Monday, February 14, 2011

In his passing

We are home. My boys are sleeping in their own beds for the first time in two weeks. Two of the four of us have a stomach bug. The dogs are somewhat happy to see us, but not altogether glad to be sharing the leather sofa again. I've opened the mail, thanked the neighbor who cared for the pups, and made a list of the appointments I need to reschedule.

Life is back to normal.

Except that this past Saturday, we buried my daddy.

Daddy died sometime within a half hour of me writing the post, "It's Time." In fact, if I hadn't written it and had gone on to the hospital, I would have been there when he passed.

I don't think he wanted that though. He took his last breath while my momma had closed her eyes for a much needed cat nap. She slept for about 20 minutes and woke up to find that he had stopped breathing.

Thank God.

My daddy has been healed. He no longer suffers from Parkinson's Disease. His mind is no longer tortured with dementia.

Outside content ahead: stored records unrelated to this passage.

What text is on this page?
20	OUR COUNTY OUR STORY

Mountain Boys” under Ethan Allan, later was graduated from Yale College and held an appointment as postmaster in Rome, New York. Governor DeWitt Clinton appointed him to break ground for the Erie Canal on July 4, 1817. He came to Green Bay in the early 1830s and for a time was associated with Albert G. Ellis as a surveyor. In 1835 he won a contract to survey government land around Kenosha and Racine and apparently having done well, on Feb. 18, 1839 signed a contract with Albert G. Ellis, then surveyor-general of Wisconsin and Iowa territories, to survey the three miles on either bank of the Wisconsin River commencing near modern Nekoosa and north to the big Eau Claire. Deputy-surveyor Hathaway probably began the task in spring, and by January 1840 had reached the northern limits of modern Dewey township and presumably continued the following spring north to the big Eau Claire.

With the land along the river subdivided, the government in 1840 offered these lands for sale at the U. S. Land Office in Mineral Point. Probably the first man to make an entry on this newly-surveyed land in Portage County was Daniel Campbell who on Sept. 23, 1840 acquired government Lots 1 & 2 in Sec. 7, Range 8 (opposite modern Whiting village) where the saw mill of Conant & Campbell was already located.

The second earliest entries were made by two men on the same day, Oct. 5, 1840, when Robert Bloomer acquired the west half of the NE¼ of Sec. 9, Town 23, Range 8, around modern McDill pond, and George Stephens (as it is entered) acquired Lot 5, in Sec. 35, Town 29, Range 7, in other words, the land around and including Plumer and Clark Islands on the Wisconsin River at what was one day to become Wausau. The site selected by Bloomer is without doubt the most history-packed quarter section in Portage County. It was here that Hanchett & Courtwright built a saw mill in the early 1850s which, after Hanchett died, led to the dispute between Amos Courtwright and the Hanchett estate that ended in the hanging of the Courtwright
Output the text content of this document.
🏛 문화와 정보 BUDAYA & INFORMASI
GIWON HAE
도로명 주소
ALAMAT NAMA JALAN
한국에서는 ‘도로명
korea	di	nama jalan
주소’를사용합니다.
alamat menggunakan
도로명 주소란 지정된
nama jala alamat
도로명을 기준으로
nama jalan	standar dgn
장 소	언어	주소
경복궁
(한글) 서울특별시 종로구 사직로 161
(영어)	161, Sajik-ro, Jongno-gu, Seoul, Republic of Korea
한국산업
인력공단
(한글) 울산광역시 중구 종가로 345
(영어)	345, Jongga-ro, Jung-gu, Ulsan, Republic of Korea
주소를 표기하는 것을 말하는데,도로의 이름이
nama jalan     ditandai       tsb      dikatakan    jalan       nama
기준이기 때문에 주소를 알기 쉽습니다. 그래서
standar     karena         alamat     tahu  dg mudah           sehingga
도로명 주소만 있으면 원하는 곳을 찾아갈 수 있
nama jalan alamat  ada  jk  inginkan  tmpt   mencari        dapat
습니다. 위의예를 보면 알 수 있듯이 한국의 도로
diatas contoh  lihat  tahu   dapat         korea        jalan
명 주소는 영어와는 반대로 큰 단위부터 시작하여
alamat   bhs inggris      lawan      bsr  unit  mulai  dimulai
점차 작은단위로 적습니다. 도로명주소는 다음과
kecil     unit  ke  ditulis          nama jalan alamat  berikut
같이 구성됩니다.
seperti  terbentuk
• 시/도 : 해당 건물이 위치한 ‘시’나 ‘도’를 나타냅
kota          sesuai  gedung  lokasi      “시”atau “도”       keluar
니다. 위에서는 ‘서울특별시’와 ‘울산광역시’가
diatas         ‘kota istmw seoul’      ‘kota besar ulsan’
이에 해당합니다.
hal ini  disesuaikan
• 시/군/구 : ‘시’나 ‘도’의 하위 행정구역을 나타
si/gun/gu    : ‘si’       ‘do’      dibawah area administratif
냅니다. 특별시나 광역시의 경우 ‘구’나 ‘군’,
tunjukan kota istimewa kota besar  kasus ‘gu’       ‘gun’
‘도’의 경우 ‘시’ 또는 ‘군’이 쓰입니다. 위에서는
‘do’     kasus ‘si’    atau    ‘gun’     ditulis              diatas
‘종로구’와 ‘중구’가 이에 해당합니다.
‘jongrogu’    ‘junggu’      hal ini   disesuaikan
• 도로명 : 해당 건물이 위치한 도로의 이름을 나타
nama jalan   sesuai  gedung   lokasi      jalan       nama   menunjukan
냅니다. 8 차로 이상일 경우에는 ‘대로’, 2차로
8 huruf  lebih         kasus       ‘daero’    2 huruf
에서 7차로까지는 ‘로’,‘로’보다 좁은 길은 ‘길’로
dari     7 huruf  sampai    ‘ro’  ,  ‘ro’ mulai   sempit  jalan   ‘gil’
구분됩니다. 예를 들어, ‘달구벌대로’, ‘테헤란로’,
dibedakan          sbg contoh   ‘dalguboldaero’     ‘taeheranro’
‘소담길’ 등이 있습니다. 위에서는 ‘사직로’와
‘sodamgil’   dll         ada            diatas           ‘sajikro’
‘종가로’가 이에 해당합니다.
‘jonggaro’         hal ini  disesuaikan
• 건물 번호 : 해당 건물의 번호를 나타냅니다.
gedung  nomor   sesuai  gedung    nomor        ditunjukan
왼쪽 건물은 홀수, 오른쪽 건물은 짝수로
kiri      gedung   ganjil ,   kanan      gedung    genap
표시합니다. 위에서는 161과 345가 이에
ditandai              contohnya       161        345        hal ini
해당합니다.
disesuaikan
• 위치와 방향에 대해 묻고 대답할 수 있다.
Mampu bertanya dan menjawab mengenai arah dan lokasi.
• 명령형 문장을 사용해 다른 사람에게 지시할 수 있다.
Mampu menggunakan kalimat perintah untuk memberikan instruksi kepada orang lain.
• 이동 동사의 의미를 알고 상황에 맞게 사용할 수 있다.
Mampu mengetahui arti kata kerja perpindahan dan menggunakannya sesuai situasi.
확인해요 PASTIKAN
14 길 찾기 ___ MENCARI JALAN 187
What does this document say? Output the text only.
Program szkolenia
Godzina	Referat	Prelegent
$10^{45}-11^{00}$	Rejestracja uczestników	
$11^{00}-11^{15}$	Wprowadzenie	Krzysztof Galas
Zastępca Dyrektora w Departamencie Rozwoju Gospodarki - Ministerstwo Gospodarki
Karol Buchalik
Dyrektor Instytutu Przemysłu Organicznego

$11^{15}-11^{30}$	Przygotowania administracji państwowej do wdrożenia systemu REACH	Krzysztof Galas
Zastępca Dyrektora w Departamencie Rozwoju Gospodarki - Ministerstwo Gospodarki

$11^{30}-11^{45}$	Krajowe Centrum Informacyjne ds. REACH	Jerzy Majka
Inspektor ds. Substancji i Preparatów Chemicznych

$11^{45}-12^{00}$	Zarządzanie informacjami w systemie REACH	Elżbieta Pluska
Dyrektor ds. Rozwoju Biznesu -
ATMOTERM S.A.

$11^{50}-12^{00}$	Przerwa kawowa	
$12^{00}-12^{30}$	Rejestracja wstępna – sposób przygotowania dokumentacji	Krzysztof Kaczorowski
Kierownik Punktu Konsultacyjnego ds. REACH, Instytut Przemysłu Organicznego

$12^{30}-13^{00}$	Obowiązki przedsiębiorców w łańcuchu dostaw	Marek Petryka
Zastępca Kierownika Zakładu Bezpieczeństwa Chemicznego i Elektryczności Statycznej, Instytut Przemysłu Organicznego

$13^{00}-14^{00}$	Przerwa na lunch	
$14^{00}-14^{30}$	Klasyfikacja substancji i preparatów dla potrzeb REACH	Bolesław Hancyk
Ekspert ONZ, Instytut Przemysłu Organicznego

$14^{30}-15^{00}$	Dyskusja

At least, that is the attitude I try to take.


I haven't cried much. The day of his service was a day I spent being proud of him. His casket was draped in the American flag, and Taps was to be played at the end of the graveside service. Granted, the soldier didn't check his horn before he got there, and it didn't work, leaving us all sitting in extended awkward silence, but I was still proud. Proud of my daddy, the Vietnam veteran.

The front parking lot of the church was almost full when we arrived for the memorial service. There were friends there from my high school days. There was a life long friend who drove in from Nashville and surprised me. There were people who helped raise me in that church. There were more people than I could have imagined - who all came to honor the man I was lucky enough to claim as my daddy.

The music was beyond perfect. New Orleans style jazz arranged by my professor - rather, my dear friend. He and his wife provided all the music for the service. The solo was the jazz arrangement of Amazing Grace that my daddy loved. We marched out of the sanctuary to the most fabulous arrangement of When the Saints Go Marching In that you will ever hear. That Daddy didn't get to hear.

I keep expecting to have a break down. Be angry. Be devastated. Be inconsolable.

It hasn't happened yet.


Sitting in the room with my dead father was the hardest thing I've ever had to do, I think. I wanted to run. I wanted to vomit. I wanted to cry. I wanted to be anywhere but there, but at the same time, I wouldn't have been anywhere but right there with my family.

His eyes were clear and focused for the first time since I saw him in hospice. I couldn't stop staring at them, wondering what it was that he saw as he took his last breath.

It came time to leave him, and I hadn't touched him or spoken to him. He was dead. I didn't see much point. But something kept me from leaving without telling him good bye one last time.

I walked back to the bed and leaned over to kiss his head. His skin was cool. I let my tears fall, and I didn't wipe them from his face.